- Specialty: Gastroenterology

= Enterolith =

Solid mineral mass formed in the gastrointestinal system

An enterolith is a mineral concretion or calculus formed anywhere in the gastrointestinal system. Enteroliths are uncommon and usually incidental findings but, once found, they require at a minimum watchful waiting. If there is evidence of complications, they must be removed. An enterolith may form around a nidus, a small foreign object such as a seed, pebble, or piece of twine that serves as an irritant. In this respect, an enterolith forms by a process similar to the creation of a pearl. An enterolith is not to be confused with a gastrolith, which helps digestion.

==In equines==
Equine enteroliths are found by walking pastures or turning over manure compost piles to find small enteroliths, during necroscopy, and increasingly, during surgery for colic. Therefore, the incidence of asymptomatic enteroliths is unknown.
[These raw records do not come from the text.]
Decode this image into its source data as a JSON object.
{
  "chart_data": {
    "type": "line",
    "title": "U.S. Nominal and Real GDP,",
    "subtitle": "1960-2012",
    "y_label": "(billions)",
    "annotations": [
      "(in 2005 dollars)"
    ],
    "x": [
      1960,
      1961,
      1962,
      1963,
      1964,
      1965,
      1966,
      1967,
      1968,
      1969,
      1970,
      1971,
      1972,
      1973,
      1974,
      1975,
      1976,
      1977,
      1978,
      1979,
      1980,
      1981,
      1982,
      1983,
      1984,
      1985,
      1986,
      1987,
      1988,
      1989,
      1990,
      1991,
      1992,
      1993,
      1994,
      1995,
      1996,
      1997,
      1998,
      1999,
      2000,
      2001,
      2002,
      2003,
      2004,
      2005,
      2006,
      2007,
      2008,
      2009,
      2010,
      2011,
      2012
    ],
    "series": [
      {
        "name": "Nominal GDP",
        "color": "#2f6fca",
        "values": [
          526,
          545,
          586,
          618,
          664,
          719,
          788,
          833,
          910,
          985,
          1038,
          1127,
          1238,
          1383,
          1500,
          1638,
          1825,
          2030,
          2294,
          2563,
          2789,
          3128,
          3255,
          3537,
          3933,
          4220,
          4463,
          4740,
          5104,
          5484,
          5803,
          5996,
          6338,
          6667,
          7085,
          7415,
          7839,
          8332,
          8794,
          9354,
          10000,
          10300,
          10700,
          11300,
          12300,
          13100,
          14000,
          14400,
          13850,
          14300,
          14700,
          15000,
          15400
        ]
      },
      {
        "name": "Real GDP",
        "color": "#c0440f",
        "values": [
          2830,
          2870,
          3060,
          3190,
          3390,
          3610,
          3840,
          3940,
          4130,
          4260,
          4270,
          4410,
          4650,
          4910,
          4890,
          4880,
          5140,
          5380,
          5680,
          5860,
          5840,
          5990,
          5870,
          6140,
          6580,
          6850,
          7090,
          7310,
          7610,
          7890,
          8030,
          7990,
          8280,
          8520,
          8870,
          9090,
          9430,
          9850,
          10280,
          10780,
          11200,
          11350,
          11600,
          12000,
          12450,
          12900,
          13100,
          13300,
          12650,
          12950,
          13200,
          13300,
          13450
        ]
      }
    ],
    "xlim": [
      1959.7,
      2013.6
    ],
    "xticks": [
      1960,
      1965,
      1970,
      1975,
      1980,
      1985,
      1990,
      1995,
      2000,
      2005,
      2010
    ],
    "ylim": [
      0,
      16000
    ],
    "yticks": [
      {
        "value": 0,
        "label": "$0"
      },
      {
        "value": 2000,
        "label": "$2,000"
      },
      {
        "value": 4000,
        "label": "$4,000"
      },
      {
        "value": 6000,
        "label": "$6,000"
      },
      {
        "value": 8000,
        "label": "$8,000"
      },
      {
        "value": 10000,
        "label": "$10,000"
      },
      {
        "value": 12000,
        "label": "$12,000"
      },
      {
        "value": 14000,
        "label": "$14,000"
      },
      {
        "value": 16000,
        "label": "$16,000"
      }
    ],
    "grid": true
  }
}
Equine enteroliths are typically smoothly spherical or tetrahedral, consist mostly of the mineral struvite (ammonium magnesium phosphate), and have concentric rings of mineral precipitated around a nidus.

Enteroliths in horses were reported widely in the 19th century, infrequently in the early 20th century, and now increasingly. They have also been reported in zebras: five in a zoo in California and one in a zoo in Wisconsin. Struvite enteroliths are associated with elevated pH and mineral concentrations in the lumen. In California, struvite enteroliths are associated also with a high proportion of alfalfa in the feed and less access to grass pasture. This association has been attributed to the cultivation of alfalfa on serpentine soils, resulting in high concentrations of magnesium in the alfalfa.

==In humans==
In humans, enteroliths are rare and may be difficult to distinguish from gall stones. Their chemical composition is diverse, and rarely can a nidus be found. A differential diagnosis of an enterolith requires the enterolith, a normal gallbladder, and a diverticulum.

An enterolith typically forms within a diverticulum. An enterolith formed in a Meckel's diverticulum sometimes is known as a Meckel's enterolith. Improper use of magnesium oxide as a long-term laxative has been reported to cause enteroliths and/or medication bezoars.

Most enteroliths are not apparent and cause no complications. However, any complications that do occur are likely to be severe. Of these, bowel obstruction is most common, followed by ileus and perforation. Bowel obstruction and ileus typically occur when a large enterolith is expelled from a diverticulum into the lumen. Perforation typically occurs within the diverticulum.

On plain X-rays, the visibility of the enterolith depends on its calcium content. Calcium-rich stones usually demonstrate a radiodense rim and a relatively radioluscent core. Choleic acid stones are almost always radiolucent. They sometimes can be visualized on CT scans without contrast; presence of contrast in the lumen may reveal the enterolith as a void. Most often, they are visualized using ultrasound.

Although recent surveys of enterolith composition are lacking, one early review notes struvite (as in equines), calcium phosphate, and calcium carbonate and reports choleic acid. Deoxycholic acid and cholic acid have also been reported.

===Treatment===
In simple cases of obstruction, where there are no complications, a variety of non-surgical and surgical techniques are used to remove the enterolith. These include crushing the enterolith and milking it back to the stomach or forward to the colon, surgical removal via an uninvolved segment of the gastrointestinal tract, and resection of the involved segment.